Il modello Lean in
Stavo preparando un webinar sul tema sulla leadership e le donne. L’intervento aveva per oggetto il lavoro intorno ad un modello di leadership più adatto alle donne, che permetta di superare il cosiddetto “doppio standard”, di uscire dal dualismo “take care = donna: empatica, emotiva etc, take charge = uomo: forte, deciso etc”. Avevo intenzione, ad un certo punto, di parlare dei vantaggi e svantaggi del modello “lean in” di Sheryl Sandberg, che ha il pregio di aiutare le donne a pensarsi diversamente, ma non, a mio parere, di aiutare i sistemi a cambiare. Ho cosi’ cercato delle traduzioni in francese di “Lean in” perché volevo essere precisa. Ed ho avuto una sorpresa. La traduzione usata in Francia, é “en avant toutes”; cosi’ si chiamano anche i circoli di donne ed il movimento iniziato dall’apparire del libro. Utilizzando il dizionario reverso, che traduce partendo dagli usi letterari e comuni, ho scoperto altre traduzioni, molto suggestive. In particolare due mi hanno colpita sembrandomi un po’ come la parte oscura, l’ombra del lean in. Una è « appauvri en »…quindi la donna che “lean in” deve rinunciare a qualcosa di se stessa? Deve accettare di imporverirsi, di avere qualcosa in meno, di perdere una parte di sé? L’altra traduzione, che mi ha colpita ancora di più, è “Inclinez-vous”, curvarsi, piegarsi verso terra, rendersi obliqua. E ho pensato all’espressione « stand up », sovente seguita da « for your rights” che è esattamente l’opposto di questo inchinarsi, farsi più piccola (impoverirsi come nella prima traduzione), privarsi della propria statura. Ho ripensato al bel libro di Mary Beard, “Women and Power, a manifesto” ed alla sua analisi di come, nel corso dei secoli, il modello patriarcale abbia contribuito al rinforzo di quest’idea che le donne che non si conformano rischiano di ritrovarsi con la lingua o la testa tagliata (Filomela nelle Metamorfosi, il mito di Medusa).

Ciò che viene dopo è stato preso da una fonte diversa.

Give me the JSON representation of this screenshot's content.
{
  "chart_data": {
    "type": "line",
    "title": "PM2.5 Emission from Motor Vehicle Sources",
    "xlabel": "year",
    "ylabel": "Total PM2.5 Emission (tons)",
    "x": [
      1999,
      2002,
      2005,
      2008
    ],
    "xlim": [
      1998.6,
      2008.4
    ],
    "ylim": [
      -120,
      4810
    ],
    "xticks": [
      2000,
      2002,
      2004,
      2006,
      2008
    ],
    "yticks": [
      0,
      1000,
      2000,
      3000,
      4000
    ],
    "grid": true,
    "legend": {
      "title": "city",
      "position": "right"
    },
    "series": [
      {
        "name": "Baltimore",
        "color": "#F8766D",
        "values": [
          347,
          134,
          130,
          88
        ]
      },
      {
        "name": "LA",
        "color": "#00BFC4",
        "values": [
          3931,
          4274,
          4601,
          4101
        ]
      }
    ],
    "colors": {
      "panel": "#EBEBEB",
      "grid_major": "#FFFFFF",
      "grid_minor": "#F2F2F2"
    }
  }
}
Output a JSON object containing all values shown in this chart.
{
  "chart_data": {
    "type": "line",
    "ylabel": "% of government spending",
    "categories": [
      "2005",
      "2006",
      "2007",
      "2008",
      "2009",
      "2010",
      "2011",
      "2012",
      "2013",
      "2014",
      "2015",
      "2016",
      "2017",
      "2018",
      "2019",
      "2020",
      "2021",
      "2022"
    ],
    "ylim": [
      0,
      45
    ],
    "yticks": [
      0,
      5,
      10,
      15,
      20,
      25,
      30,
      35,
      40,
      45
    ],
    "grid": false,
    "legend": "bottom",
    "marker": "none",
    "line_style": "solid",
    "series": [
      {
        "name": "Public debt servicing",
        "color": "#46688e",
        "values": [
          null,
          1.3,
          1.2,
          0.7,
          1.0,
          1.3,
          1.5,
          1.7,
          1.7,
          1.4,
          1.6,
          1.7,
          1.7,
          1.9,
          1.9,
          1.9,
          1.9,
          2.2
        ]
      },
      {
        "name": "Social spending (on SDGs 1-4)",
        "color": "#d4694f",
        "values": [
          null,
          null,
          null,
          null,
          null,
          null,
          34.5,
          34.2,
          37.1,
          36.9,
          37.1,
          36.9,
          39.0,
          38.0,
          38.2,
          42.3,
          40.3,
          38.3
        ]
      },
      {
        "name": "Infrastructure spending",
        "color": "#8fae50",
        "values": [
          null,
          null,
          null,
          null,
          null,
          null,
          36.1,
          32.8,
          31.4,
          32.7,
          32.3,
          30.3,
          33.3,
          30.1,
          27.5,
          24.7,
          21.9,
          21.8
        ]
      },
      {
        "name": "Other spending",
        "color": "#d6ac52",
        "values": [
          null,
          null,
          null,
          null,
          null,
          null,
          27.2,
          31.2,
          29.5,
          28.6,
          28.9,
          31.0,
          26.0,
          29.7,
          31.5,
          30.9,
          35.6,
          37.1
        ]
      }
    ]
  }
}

In realtà ho apprezzato molto il libro “Lean in” di Sheryl Sandberg, che ha avuto anche il merito di far nascere, intorno a sé, un movimento di donne che si ritrovano e si sostengono. E nello stesso tempo mi capita di osservare, sempre più spesso, che l’idea di “sviluppo personale” delle donne, non sostenuta da uno sviluppo sistemico, che tenga conto della complessità, rischia di creare solo più infelicità, frustrazione, un senso temporaneo di benessere personale destinato spesso ad alimentare un sentimento di inadeguatezza, di non essere all’altezza. Come se la “colpa” della non riuscita fosse della donna, non abbastanza capace e brava per “lean in”, malgrado tutti i consigli ricevuti e la formazione realizzata. Molto del lavoro che si fa insieme alle donne parte purtroppo ancora da un’idea che sta a loro svilupparsi, impoverirsi (togliersi caratteristiche che non sono conformi), rinunciare a parti della loro identità, cercare di acquisire tratti e caratteristiche che corrispondono meglio ai tratti di chi prende il potere. Sta a loro migliorare la propria visibilità, assertività, lottare per occupare lo spazio pubblico, per prendere la parola, per contare nelle decisioni.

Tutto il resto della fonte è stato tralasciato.